A: When I read the story, I really liked the friendship among the children, and the power that the friendship gave them. And of course, I also like Hogwarts, owls, the great villain in the book.
I think the villain is often more important than the hero in a story, as it shows what struggle the heroes are against. It doesn’t have to just be a person. It can also be obstacles to overcome.
Children always want to make a journey in books. They want to feel something good to happen at the end of the books. We may not have beaten the villain, or overcome all the difficulties, but at least we have done the best we could, and we come out wiser.
To be honest, I have always preferred the alternative magic world to the real one. In a sense, stories really are just another way of telling the truth. You can see in those alternative worlds how things work in this world, and imagine how things can be changed.
Q: Did Harry Potter bring any changes to you as a publisher?
A: When I first published Harry Potter, I didn’t know that everybody else had turned it down. I love it from the beginning. We were brave publishers as we took the concept that Harry grow up in each book. It changed reading for lots of children, especially for boys. Boys started reading thousands of pages of books again. So, I think it kind of saved reading for children. It opened doors for lots of authors and books.
For me, it is like a once in a lifetime thing that every publisher has dreamed of – publishing a book that changes the world. Before Harry Potter, children’s books were not important for most publishing houses, but now, they are the main things for publishing houses.
And, of course, it also changed my life as it helped me to start my own publishing house. I then had the freedom to publish more new authors and make selections based on what I believe. It is great. I am going to publish this Chinese author, and nobody can tell me not to.
It also gave me a firm sense of purpose. What I am doing is important, as children’s books may in a way shape the future of our lives and world stories. People may say that, but I have actually seen that happen with “Harry Potter.”
Q: Is the criteria for a successful children’s book different today?
A: Today, we are surrounded by lots of distractions like politics, advertising and fashion. It is important that children can tell the difference between good and bad stories, what to believe and what not to.

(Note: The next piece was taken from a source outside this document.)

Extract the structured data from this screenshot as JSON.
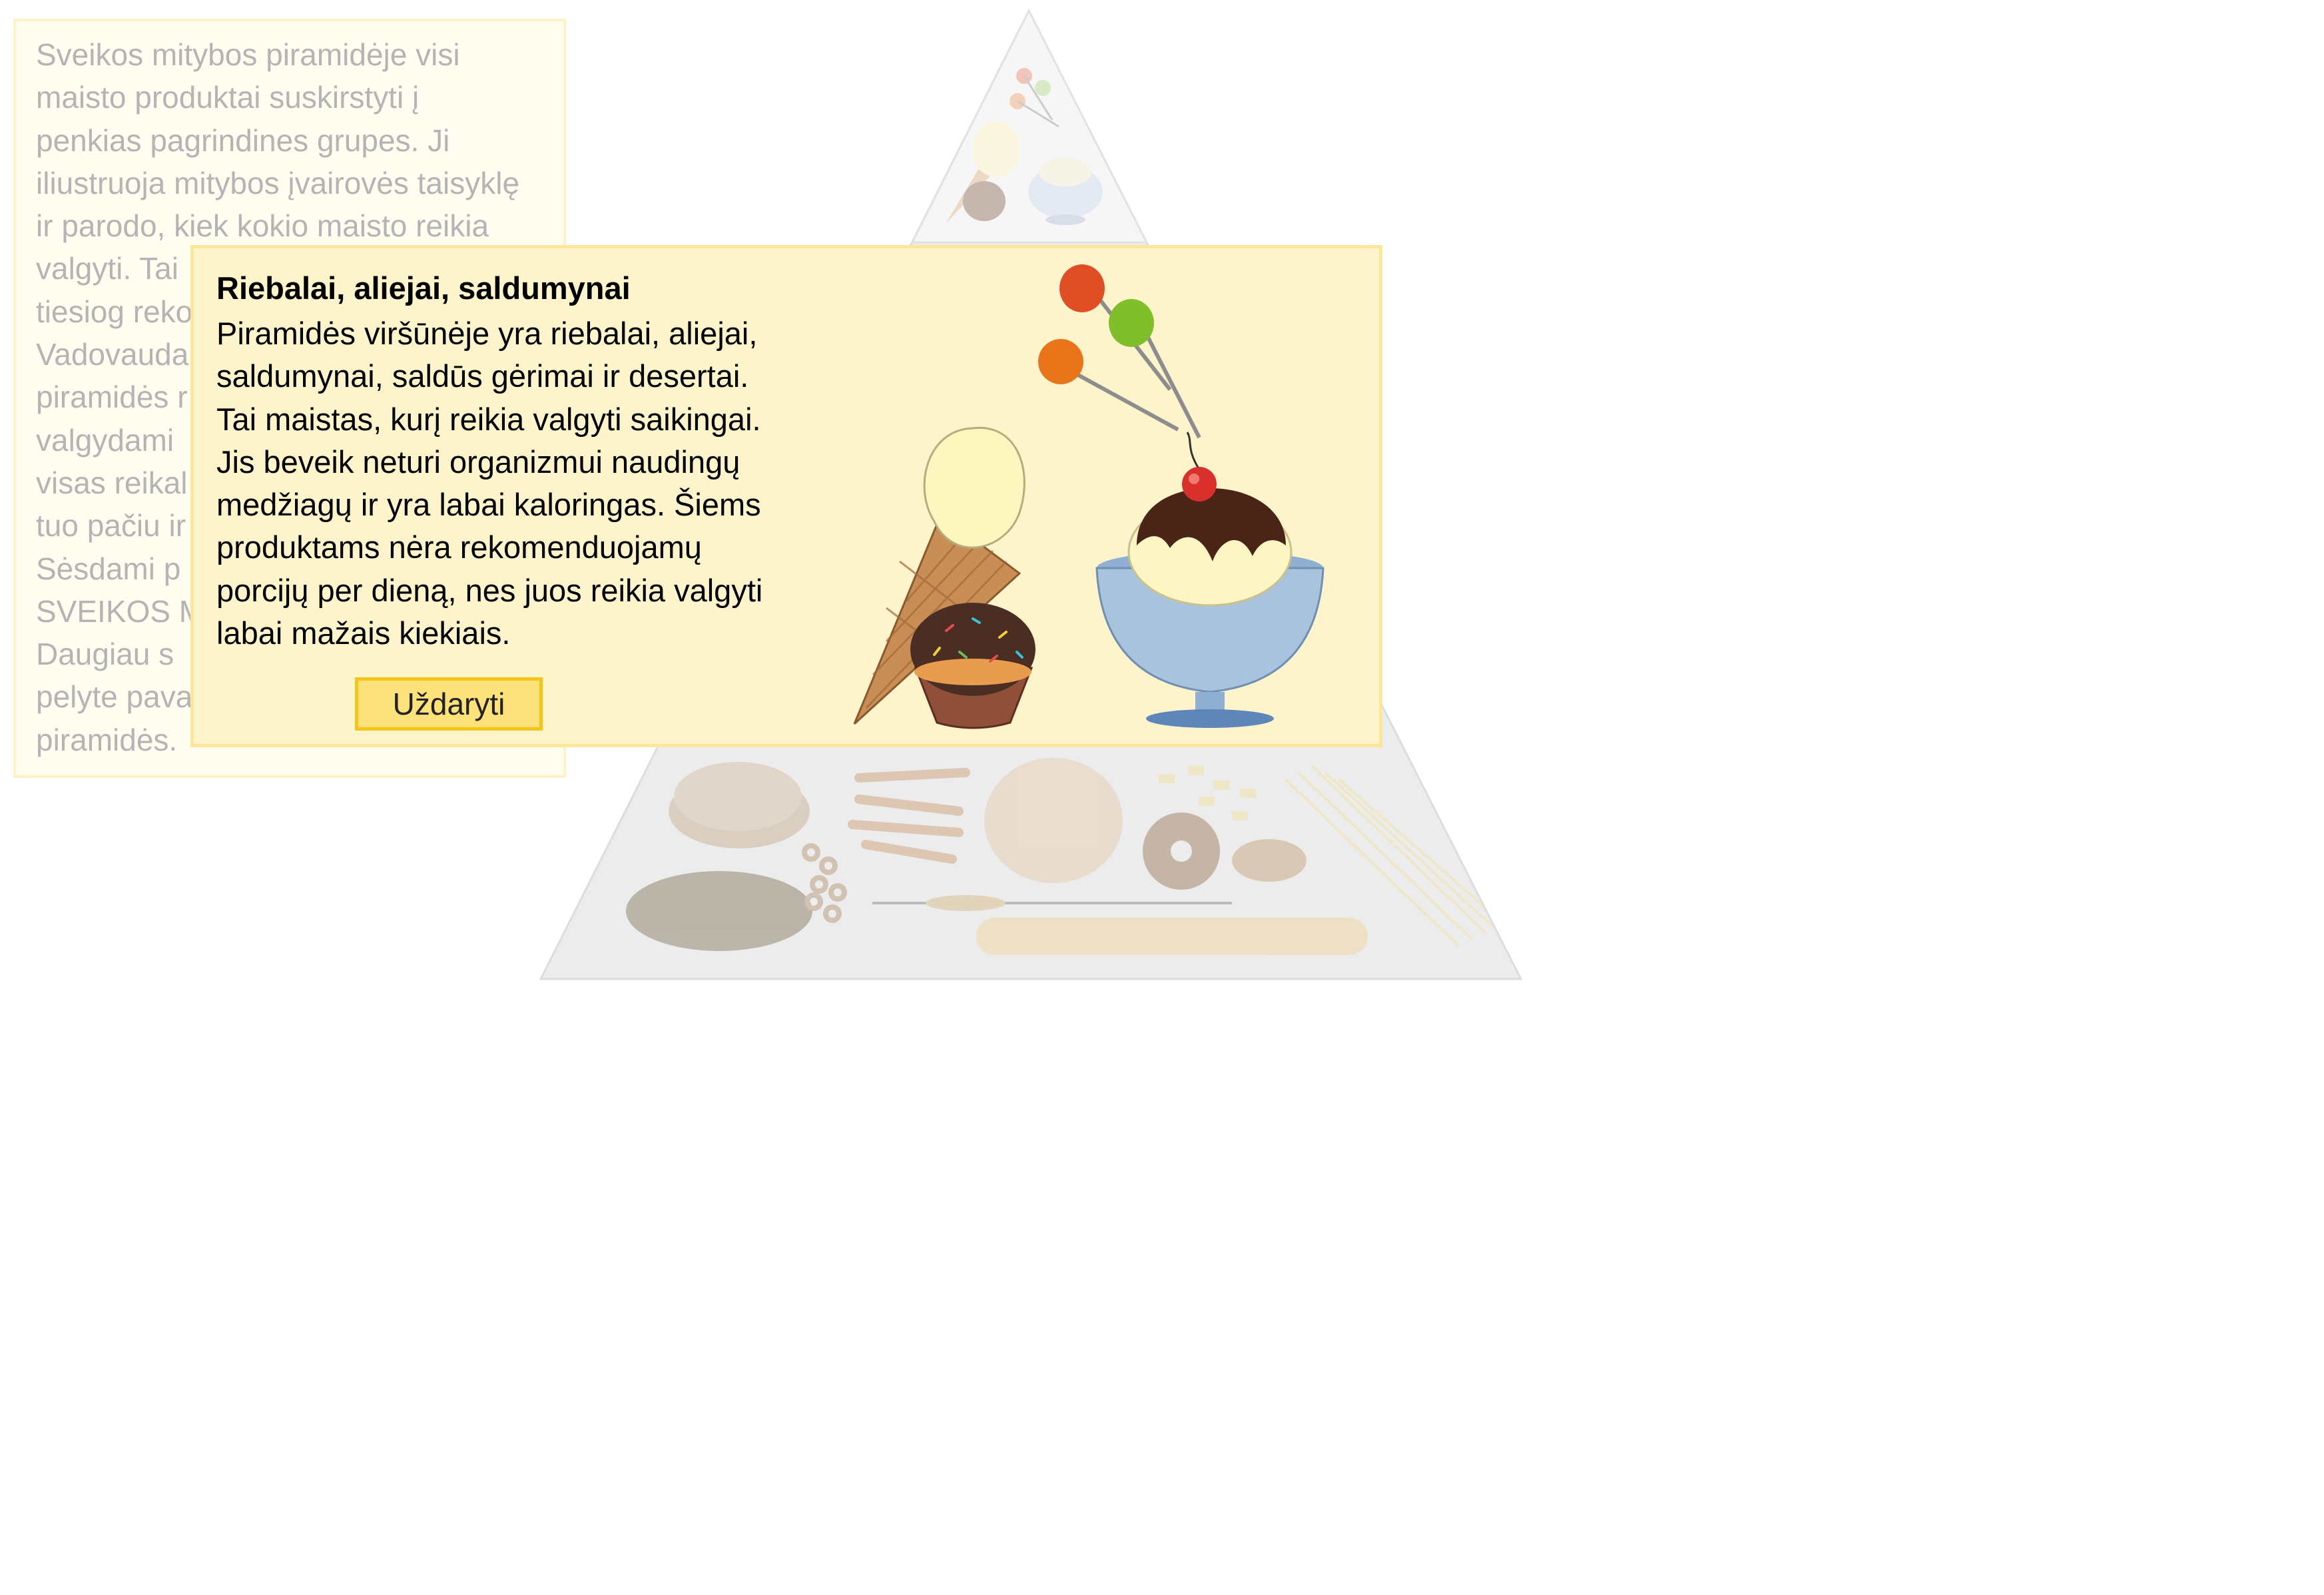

I think it is our obligation to be just as good if not better than all the other distractions around. When I grew up, children’s books were confused with being a part of social work. They had to deliver moral messages, through which parents tell you what to do. But today, you have to show that in a really powerful story. Some children’s books are very successful as part of the entertainment industry today. And they tell stories in which parents are not always right.
Humor in children’s books is still very important. It can be used as light relief, so comic things happen. Or, it can be used as a weapon against bullies or evil. I love the way that humor is used in Harry Potter, to give the children strength when they needed it, and to laugh at evil. If we cannot laugh at it, we cannot take it seriously.
A girl once told me that she knew why we tried to get them to read all those stories. She said, if we read these books, we can change our own story. Our story doesn’t have to end where it began. That’s what you meant, isn’t it? I thought, wow, that’s much better.
Q: Have you found anything exciting during your visit to Shanghai?
A: I have been looking around and learning about children’s books in China. The most exciting thing is that we got our first Chinese author to publish back in the UK and America. I just met the author Chen Jiatong with his “White Fox Dalah.” We are publishing it in English next year
I really like the animal transformation ideas in it. I love the way of animal transformation that also expresses emotions, and keeps the elements of the animals in the transformer. It is very unlike folk stories in Europe. We don’t have the insight into animal behavior, using the kind of spirit of animals. I think the children in the UK and the US will be interested. It is a different kind of vision.
We are always looking for something different, or a new way to look at familiar things. I have published writers of a few different countries. But I have never published any from Asia before. So, it is very exciting.